Ryuichi Sakamoto’s name appeared a few weeks ago, as an obscure blurb in a newsletter I subscribe to. The headline was something to the effect that a Japanese composer with stage IV cancer had written a public statement to the Governor of Tokyo, Yuriko Koike, calling for her to halt a recently approved real estate development—a project that plans to demolish a historic stadium and a lane of very old trees.
“We should not sacrifice the precious trees of Jingu that our ancestors spent 100 years protecting and nurturing just for quick economic gain,” wrote Sakamoto.
As many things do, the news brief caught my interest. I vaguely thought I might write about it here, created a mental filing card, and forgot about it.
I’m not sure why—maybe the simplicity or the poetry of it—Sakamoto’s statement about the age of the trees and the speed of real estate value-capture resurfaced. I found myself thinking about it a couple weeks later. I searched for his name, wanting to read the letter. The search returned dozens of recent news articles, including his obituary. Ryuichi Sakamoto had died just days before. I was shocked—and then pulled, magnetically—into reading and listening to everything I could.
Ryuichi Sakamoto was an omnivorous creator; sampling a few albums from his prolific discography gives a stochastic feel to his career. He was a founding member, in 1978, of the pre-electropop serotonin machine Yellow Magic Orchestra. During the late 70s and early 80s, YMO’s eclectic (they drew on bizarre references from funk to arcade games to ancient Japanese harmonies) and avant-garde (one of the first hit groups to use synthesizers, and toured with a programmer) sound was an international success.

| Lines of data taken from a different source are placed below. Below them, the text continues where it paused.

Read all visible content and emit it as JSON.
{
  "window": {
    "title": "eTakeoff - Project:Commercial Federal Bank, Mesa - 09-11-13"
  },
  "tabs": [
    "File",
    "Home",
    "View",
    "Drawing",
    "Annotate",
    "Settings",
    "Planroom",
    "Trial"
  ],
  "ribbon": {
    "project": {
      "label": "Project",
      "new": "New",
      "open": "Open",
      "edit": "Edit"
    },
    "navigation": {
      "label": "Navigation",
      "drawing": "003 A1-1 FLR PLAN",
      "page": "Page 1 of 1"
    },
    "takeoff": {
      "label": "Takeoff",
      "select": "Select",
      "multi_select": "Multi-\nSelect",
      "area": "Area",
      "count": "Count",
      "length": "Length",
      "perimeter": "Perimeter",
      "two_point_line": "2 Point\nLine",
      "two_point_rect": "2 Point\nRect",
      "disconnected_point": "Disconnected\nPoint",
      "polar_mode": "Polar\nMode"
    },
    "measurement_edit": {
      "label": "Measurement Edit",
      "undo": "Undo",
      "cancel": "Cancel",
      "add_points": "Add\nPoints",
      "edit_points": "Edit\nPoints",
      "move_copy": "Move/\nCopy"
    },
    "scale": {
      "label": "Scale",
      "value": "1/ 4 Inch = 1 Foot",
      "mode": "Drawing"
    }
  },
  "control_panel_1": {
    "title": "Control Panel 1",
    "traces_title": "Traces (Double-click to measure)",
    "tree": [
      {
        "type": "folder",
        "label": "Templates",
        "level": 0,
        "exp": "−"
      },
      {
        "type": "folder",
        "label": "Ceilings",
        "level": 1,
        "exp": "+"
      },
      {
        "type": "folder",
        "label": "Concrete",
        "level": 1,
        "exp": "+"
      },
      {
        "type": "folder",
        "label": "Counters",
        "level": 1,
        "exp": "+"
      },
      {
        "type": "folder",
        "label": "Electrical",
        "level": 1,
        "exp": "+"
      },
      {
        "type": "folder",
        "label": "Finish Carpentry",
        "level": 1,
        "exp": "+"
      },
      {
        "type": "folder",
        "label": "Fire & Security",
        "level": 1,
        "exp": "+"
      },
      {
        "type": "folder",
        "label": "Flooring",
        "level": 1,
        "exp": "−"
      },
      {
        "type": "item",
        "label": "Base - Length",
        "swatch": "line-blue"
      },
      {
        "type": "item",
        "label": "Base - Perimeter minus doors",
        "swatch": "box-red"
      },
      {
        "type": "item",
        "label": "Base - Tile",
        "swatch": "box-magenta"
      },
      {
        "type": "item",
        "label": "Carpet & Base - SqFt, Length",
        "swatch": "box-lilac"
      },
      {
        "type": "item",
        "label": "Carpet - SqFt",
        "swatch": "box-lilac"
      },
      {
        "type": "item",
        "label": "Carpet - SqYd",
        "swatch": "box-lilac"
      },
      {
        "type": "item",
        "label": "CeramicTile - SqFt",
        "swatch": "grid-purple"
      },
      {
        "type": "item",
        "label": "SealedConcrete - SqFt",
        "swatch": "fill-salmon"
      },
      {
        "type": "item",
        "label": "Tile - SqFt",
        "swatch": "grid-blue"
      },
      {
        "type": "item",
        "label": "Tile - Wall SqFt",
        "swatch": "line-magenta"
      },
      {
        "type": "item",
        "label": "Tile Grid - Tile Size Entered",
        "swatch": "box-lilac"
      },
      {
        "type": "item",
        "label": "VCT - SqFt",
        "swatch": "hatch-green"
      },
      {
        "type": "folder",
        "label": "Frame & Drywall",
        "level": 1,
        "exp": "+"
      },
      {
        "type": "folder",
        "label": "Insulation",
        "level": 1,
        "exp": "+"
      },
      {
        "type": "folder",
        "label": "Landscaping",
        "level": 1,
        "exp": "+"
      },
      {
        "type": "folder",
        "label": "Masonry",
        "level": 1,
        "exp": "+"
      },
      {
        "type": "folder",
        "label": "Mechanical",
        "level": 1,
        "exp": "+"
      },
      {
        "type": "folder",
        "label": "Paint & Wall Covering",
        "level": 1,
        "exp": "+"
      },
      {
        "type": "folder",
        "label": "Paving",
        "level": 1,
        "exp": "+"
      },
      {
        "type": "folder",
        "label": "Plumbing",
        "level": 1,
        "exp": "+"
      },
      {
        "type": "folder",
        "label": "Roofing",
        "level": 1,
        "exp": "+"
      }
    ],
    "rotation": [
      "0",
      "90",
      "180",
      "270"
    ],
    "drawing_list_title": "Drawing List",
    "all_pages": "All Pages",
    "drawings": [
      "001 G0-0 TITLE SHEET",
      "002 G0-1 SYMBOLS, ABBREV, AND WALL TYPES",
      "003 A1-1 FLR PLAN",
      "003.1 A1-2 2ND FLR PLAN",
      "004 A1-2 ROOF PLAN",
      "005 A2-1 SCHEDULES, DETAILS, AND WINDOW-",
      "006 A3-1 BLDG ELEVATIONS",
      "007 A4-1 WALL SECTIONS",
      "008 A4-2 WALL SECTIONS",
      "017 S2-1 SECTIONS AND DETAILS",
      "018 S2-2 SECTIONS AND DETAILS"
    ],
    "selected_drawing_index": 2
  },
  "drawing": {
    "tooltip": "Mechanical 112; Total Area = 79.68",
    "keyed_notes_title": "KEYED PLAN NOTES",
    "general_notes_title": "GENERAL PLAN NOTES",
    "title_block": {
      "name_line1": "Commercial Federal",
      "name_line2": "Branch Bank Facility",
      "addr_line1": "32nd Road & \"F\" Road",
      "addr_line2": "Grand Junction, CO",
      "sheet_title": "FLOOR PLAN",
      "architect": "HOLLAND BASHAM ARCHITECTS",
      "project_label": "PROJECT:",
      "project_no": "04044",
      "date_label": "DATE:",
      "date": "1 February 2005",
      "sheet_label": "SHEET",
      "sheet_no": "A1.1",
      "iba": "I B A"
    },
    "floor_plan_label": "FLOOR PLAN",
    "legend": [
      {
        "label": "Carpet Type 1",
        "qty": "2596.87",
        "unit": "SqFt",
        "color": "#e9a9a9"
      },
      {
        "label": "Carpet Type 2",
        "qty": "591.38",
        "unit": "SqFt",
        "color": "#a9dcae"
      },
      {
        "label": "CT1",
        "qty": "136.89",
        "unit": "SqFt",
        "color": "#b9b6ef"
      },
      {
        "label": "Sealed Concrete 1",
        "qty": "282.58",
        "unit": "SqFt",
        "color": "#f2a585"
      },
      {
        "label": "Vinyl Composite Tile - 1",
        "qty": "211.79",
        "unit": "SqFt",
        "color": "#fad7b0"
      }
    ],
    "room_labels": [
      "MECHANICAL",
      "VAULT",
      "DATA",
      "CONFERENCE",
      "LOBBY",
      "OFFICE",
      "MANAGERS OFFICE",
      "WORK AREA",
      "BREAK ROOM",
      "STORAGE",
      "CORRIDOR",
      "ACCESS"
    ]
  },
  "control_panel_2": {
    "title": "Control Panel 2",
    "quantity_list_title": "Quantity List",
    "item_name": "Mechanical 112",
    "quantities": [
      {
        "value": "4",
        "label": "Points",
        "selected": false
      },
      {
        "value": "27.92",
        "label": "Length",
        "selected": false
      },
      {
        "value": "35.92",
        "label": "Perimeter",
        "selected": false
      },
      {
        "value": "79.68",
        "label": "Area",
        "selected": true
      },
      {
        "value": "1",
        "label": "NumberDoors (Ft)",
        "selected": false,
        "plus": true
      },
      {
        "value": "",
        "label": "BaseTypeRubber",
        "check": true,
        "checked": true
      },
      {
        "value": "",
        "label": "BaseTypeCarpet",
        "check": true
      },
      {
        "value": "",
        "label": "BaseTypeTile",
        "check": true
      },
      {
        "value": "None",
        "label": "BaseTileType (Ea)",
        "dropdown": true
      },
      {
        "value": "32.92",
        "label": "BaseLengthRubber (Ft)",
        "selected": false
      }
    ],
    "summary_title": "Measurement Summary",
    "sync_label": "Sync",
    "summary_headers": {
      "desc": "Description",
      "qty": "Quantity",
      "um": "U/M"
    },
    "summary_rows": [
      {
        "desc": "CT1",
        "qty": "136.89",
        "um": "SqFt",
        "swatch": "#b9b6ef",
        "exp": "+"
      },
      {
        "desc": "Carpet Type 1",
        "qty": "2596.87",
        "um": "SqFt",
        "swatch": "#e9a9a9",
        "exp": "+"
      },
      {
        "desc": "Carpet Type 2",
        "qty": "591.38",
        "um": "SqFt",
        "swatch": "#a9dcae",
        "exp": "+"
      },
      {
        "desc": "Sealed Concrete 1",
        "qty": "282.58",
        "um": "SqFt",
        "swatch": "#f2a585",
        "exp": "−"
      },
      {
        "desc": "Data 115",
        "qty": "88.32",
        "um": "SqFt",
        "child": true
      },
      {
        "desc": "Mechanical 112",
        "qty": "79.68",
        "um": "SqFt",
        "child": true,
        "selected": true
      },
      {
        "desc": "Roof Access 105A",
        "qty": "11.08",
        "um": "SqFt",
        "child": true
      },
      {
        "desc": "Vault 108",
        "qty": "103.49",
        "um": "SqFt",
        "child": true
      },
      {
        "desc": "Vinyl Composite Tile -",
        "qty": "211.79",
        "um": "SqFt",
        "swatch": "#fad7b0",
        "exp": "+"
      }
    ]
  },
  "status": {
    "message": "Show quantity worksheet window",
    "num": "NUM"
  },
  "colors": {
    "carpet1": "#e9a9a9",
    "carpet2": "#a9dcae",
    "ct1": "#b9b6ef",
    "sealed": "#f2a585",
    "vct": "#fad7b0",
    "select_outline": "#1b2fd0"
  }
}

Sakamoto is perhaps most celebrated for his film scores, which have won Grammies and Oscars. Merry Christmas, Mr. Lawrence, a film about prisoners of war in WWII Japan, was Sakamoto’s breakout score. He also co-starred, as an actor, alongside David Bowie.
His later work as a composer was moody, sparse, and wildly experimental (John Cage and Brian Eno are natural points of reference). Summvs is my favorite in this vein. It’s the fifth album in a collaborative series with Alva Noto (Carsten Nicolai) called “Virus.” Spare chords and concrete manipulation of a piano (unconventionally tuned to 16th-tones) drape carefully over glitchy electronic beats. It’s very beautiful.

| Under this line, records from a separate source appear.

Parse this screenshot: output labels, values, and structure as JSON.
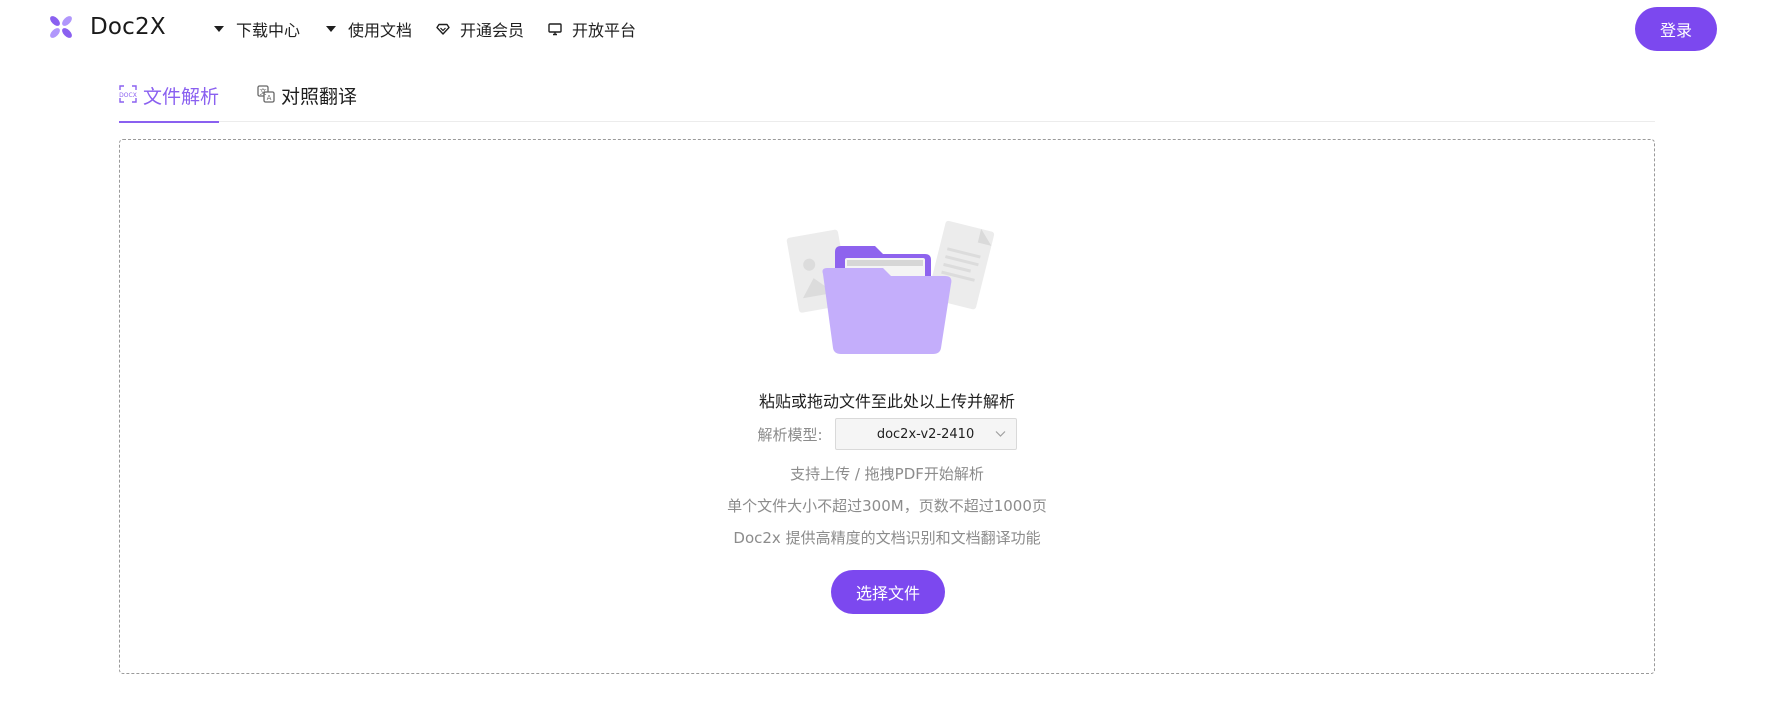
{
  "header": {
    "logo_text": "Doc2X",
    "logo_color": "#8a60f0",
    "nav": [
      {
        "label": "下载中心",
        "icon": "caret-down-icon"
      },
      {
        "label": "使用文档",
        "icon": "caret-down-icon"
      },
      {
        "label": "开通会员",
        "icon": "diamond-icon"
      },
      {
        "label": "开放平台",
        "icon": "monitor-icon"
      }
    ],
    "login_label": "登录"
  },
  "tabs": [
    {
      "label": "文件解析",
      "icon": "doc-scan-icon",
      "active": true
    },
    {
      "label": "对照翻译",
      "icon": "translate-icon",
      "active": false
    }
  ],
  "dropzone": {
    "illustration": "folder-with-documents-icon",
    "title": "粘贴或拖动文件至此处以上传并解析",
    "model_label": "解析模型:",
    "model_value": "doc2x-v2-2410",
    "info_lines": [
      "支持上传 / 拖拽PDF开始解析",
      "单个文件大小不超过300M，页数不超过1000页",
      "Doc2x 提供高精度的文档识别和文档翻译功能"
    ],
    "select_button": "选择文件"
  },
  "colors": {
    "accent": "#7c48ef",
    "tab_active": "#8a60f0",
    "muted_text": "#8c8c8c"
  }
}
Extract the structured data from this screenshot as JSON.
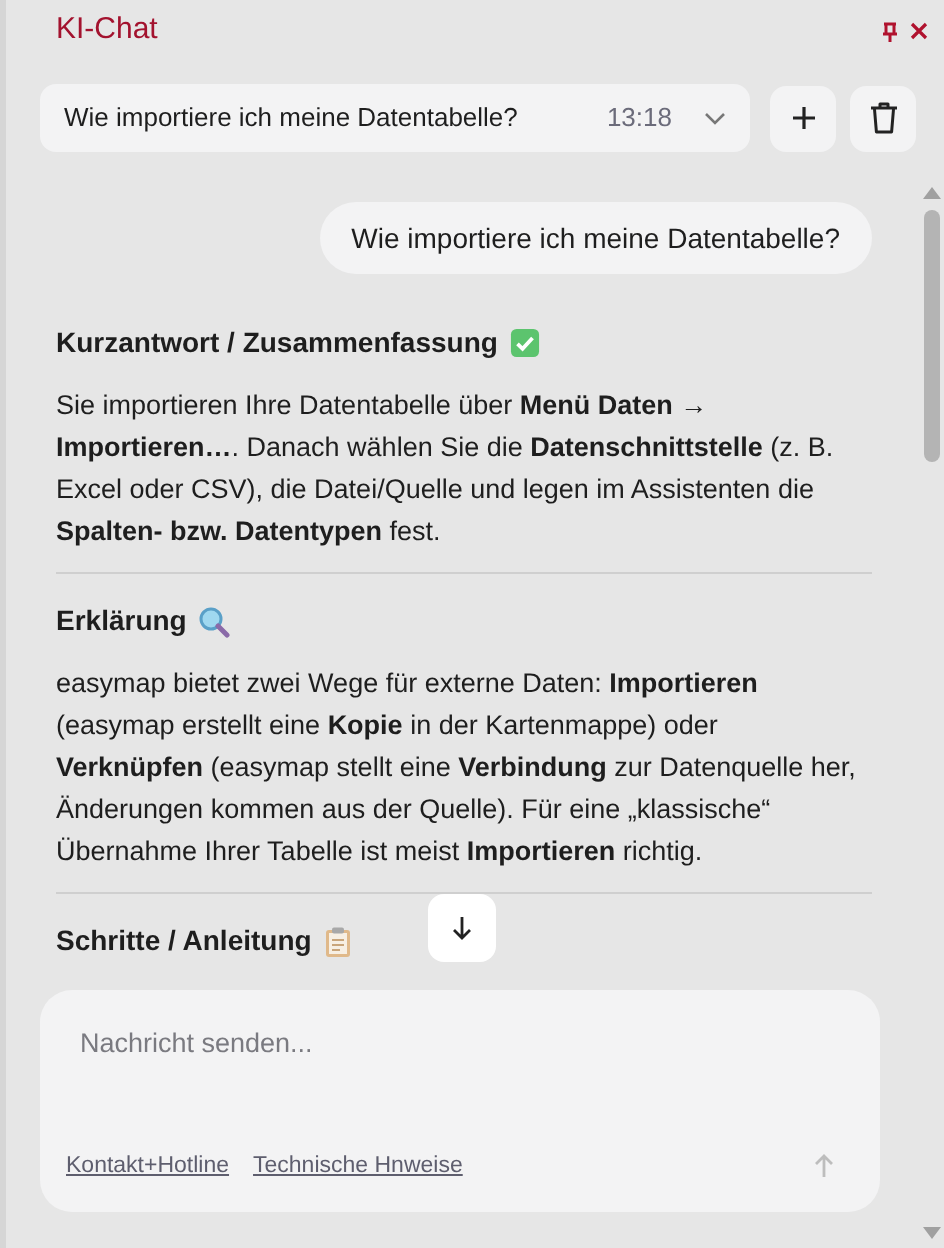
{
  "window": {
    "title": "KI-Chat"
  },
  "conversation": {
    "title": "Wie importiere ich meine Datentabelle?",
    "time": "13:18"
  },
  "user_message": "Wie importiere ich meine Datentabelle?",
  "sections": [
    {
      "heading": "Kurzantwort / Zusammenfassung",
      "kind": "check",
      "body": "Sie importieren Ihre Datentabelle über **Menü Daten → Importieren…**. Danach wählen Sie die **Datenschnittstelle** (z. B. Excel oder CSV), die Datei/Quelle und legen im Assistenten die **Spalten- bzw. Datentypen** fest."
    },
    {
      "heading": "Erklärung",
      "kind": "search",
      "body": "easymap bietet zwei Wege für externe Daten: **Importieren** (easymap erstellt eine **Kopie** in der Kartenmappe) oder **Verknüpfen** (easymap stellt eine **Verbindung** zur Datenquelle her, Änderungen kommen aus der Quelle). Für eine „klassische“ Übernahme Ihrer Tabelle ist meist **Importieren** richtig."
    },
    {
      "heading": "Schritte / Anleitung",
      "kind": "clipboard"
    }
  ],
  "composer": {
    "placeholder": "Nachricht senden...",
    "links": [
      "Kontakt+Hotline",
      "Technische Hnweise"
    ]
  }
}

I could go on, but this isn’t a music review. The point is that Sakamoto has always been a little iconoclastic, always a moment ahead of his time, but never gratuitously so. When you listen to his music and observe his career you hear influences, but nothing derivative. The sound is authentic. You hear him absorbing and synthesizing (hah!) in a way that, very apparently, felt right to him. For Sakamoto, irreverence and novelty aren’t performative; they’re honest.
In his personal life, Sakamoto was an advocate, standing publicly for causes—like ceasing nuclear power—that he felt mattered to Japan. Here, again, his stance doesn’t feel performative, like a typical “celebrity cause.” It’s personal. Simple. He didn’t believe that nuclear power was safe or right, so he opposed it.
What emerges is a coherent portrait of a creator who cared. And this, finally, is what really draws me to the story of Sakamoto’s letter. Those trees meant a lot to him, so, weeks away from his death, he wrote a letter to the Governor of Tokyo.
Urban planning is desperate for people to care. Actually, democracy itself is the patient, optimistic belief that people care.
Sakamoto cared, in a very authentic way, and his simple, beautiful letter got other people to care. The public response has been huge—more than the typical urban planner’s engagement campaign.
I’ll end this note with a phrase from the letter—from a dying-Japanese-former electropop star-actor-composer-activist-musician-performer—that captures urban planning as well as any I’ve seen:
“Each person has a vision of where they want to live, and this vision is shared to shape the city.”